Y Combinator offers small chunks of seed money—between US$12,000 and US$20,000 in exchange for a 7% stake in any projects—along with an intensive mentoring process to groups of would-be entrepreneurs. The partners select cohorts twice a year from an application pool in the hundreds. The first batch of eight “founders,” as Y Combinator calls them, started in the summer of 2005. The group Stross followed, in the summer of 2011, began with 64 different founders. (One dropped out midway through the program.)
From the outside, the Y Combinator program can seem a bit like American Idol for tech geeks: the teams relocate to Silicon Valley for the duration of the three months and are expected to attend a weekly dinner with other founders, but that’s about it. Graham and the other mentors offer office hours, but their advice can usually be summed up as “work all the time.” At the end of the cycle, the teams pitch the businesses they’ve developed to rooms full of California’s wealthiest angel investors.
Graham has very particular ideas about who will succeed at Y Combinator: hackers, usually, and young ones at that. He believes startups thrive when the founders have no mortgages, no families and little to lose. With that in mind, the mentors often pick teams less for the ideas they already have than for the potential they represent. One of the best businesses of the 2011 cohort—the website Code Academy, which offers online coding lessons—came about only after the founders had failed at and discarded two previous ideas. So while the formula boils down to one of trial and error, it’s remarkable just how often it results in an elegant solution.
But while virtually all of Y Combinator’s wins come from companies working online, Chris Anderson argues that the next tech business boom will come offline, in the real world of physical objects. In Makers, the Wired magazine editor and author of The Long Tail, presents the case that new technologies such as 3-D printers and laser cutters are erasing barriers between inventors, entrepreneurs and large-scale developers. “The digital revolution has now reached the workshop, the lair of Real Stuff,” he writes, “and there it may have its greatest impact yet.”

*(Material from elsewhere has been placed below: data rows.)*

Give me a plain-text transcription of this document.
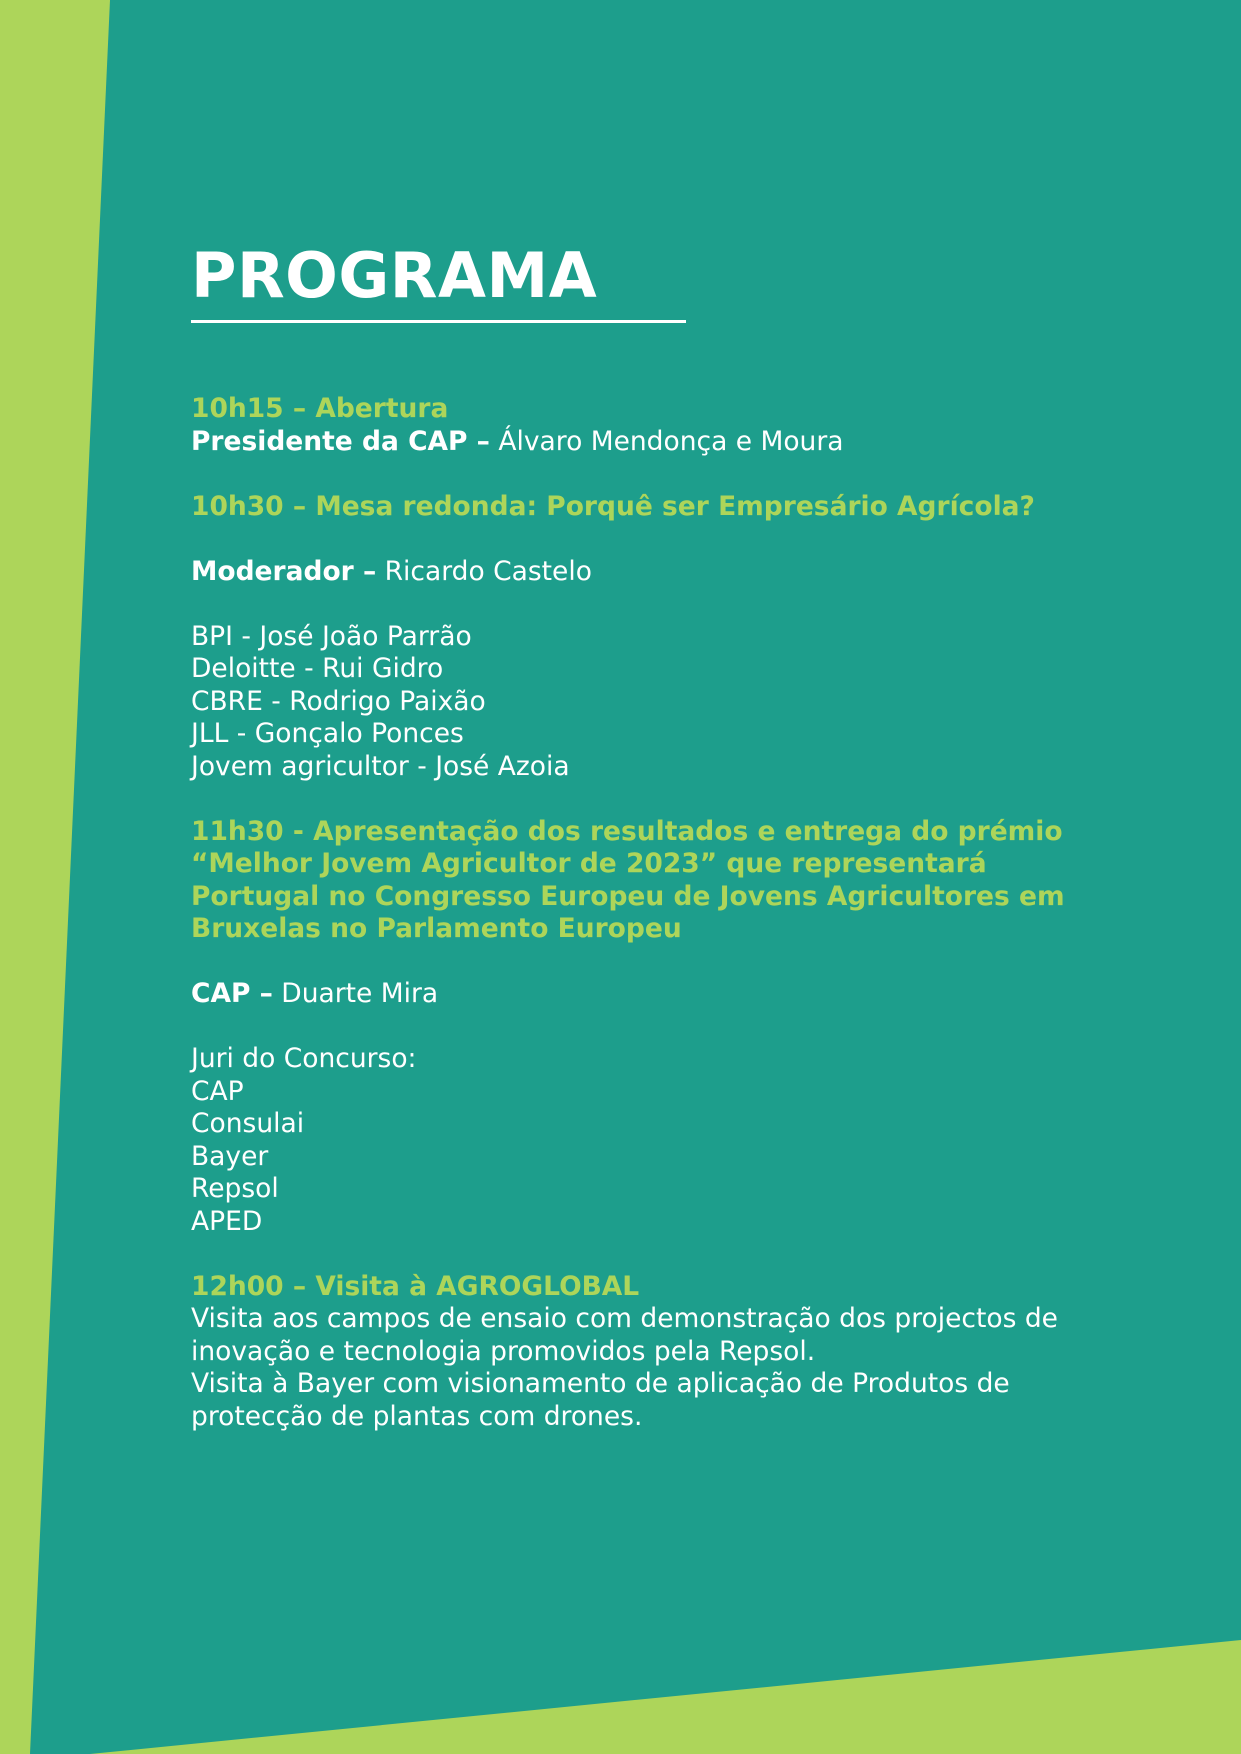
PROGRAMA
10h15 – Abertura
Presidente da CAP – Álvaro Mendonça e Moura
10h30 – Mesa redonda: Porquê ser Empresário Agrícola?
Moderador – Ricardo Castelo
BPI - José João Parrão
Deloitte - Rui Gidro
CBRE - Rodrigo Paixão
JLL - Gonçalo Ponces
Jovem agricultor - José Azoia
11h30 - Apresentação dos resultados e entrega do prémio
“Melhor Jovem Agricultor de 2023” que representará
Portugal no Congresso Europeu de Jovens Agricultores em
Bruxelas no Parlamento Europeu
CAP – Duarte Mira
Juri do Concurso:
CAP
Consulai
Bayer
Repsol
APED
12h00 – Visita à AGROGLOBAL
Visita aos campos de ensaio com demonstração dos projectos de
inovação e tecnologia promovidos pela Repsol.
Visita à Bayer com visionamento de aplicação de Produtos de
protecção de plantas com drones.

Like an Internet-age Sy Sperling, Anderson isn’t just a pitchman for what he dubs the Maker Movement—he’s a participant. In 2009, he launched a DIY robotics company from his living room and now sells parts online to make small helicopters and drones. The technologies that allowed him to do that, he believes, have the potential to remake the entire global economy. It’s nothing short of a new Industrial Revolution, he says.
Anderson is less journalist than he is relentless booster for the next big thing. Makers is written in a tone of such breathless enthusiasm that it’s hard to judge the merits of his arguments. While The Launchpad is told through its subjects, Makers is told primarily through Anderson. As a book, it can be messy and repetitive. That’s not to say Anderson is wrong. Digital and DIY manufacturing may well remake some industries. But unlike The Launchpad, Anderson’s book doesn’t offer a road map.
Richard Warnica is a staff writer at Canadian Business and inventor of his own sad fate.